Energy Transfer and Stores

Energy Conservation and Transfer

• Energy is neither created nor destroyed; it is only transferred between forms and objects.

Forms of Energy Stores

• Thermal (Internal) Energy: Heat energy within an object related to its temperature.

• Kinetic Energy: Energy associated with the motion of an object.

• Gravitational Potential Energy: Energy possessed due to an object's position in a gravitational field.

• Elastic Potential Energy: Energy stored in a deformed elastic object (e.g., a stretched spring).

• Chemical Energy: Energy stored in chemical bonds.

• Magnetic Energy: Energy associated with magnetic fields.

• Electrostatic Energy: Energy associated with electric charges.

• Nuclear Energy: Energy released from breaking apart atoms.

• mechanical energy :Mechanical energy refers to the energy an object possesses due to its motion (kinetic energy) or its position (potential energy).

Energy Transfer Mechanisms

• Energy can be transferred between stores mechanically (e.g., stretching an elastic band), electrically (e.g., plugging into a socket), by heating, or by radiation (e.g., light or sound waves).

Systems: Open vs. Closed

• System: A specific object or group of objects being considered.

• Open System: A system that can exchange energy and matter with the outside world.

• An open system can either gain or lose energy through interaction with its surrounding environment.

• Closed System: A system isolated from the outside world, where neither matter nor energy can enter or leave.

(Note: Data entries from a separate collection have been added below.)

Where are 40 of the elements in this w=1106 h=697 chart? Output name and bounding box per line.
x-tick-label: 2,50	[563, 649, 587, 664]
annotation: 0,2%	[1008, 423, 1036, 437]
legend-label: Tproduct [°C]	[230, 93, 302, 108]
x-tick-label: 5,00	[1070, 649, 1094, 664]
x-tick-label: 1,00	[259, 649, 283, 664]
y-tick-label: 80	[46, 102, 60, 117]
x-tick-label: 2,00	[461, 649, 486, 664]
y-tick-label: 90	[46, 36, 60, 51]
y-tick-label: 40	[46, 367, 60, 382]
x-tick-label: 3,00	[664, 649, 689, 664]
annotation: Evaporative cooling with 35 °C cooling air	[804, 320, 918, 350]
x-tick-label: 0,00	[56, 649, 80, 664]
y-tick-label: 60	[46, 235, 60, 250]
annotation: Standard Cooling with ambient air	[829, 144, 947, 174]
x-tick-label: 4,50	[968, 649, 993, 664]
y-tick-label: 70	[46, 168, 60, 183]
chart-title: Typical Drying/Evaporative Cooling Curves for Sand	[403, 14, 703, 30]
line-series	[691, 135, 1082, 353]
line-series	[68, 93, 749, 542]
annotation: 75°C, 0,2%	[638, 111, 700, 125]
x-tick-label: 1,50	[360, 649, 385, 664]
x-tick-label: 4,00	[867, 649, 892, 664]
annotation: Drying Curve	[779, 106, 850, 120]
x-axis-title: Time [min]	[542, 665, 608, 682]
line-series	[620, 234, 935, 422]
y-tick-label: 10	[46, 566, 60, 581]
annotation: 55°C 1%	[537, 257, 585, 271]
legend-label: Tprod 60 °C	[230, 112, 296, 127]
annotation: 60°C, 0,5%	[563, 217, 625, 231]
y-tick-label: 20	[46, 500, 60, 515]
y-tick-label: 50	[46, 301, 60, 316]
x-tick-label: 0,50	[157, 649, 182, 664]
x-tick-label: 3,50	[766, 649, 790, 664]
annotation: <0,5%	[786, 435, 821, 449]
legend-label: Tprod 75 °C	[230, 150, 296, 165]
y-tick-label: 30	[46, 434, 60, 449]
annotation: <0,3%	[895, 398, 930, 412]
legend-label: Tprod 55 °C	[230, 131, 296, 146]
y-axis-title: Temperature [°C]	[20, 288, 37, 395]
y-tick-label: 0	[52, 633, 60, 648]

• The overall change in energy in a closed system is always zero, even though energy transfers can occur within the system.

Examples of Energy Transfer

• Kettle Example:

  • Electrical energy flows from the socket to the kettle's heating element.

  • This Electrical energy is transferred electrically to the thermal energy store of the kettle's heating element.

  • The heating element then transfers energy to the water's thermal energy store, thus heating the water.

Work Done

• Another way of saying energy transferred is work done.

• Mechanical Work: Using a force to move an object (e.g., kicking a ball).

  • Example: Kicking a ball transfers chemical energy from your leg to the kinetic energy of the ball.

• Electrical Work: The energy required to overcome resistance when current flows in a circuit.

Practical Illustration: Train Braking

• Scenario: A train applies brakes to stop before a broken bridge.

• Friction between brakes and wheels does work, slowing the train down.

• Kinetic energy from the wheels is transferred to the thermal energy stores of the surroundings as heat.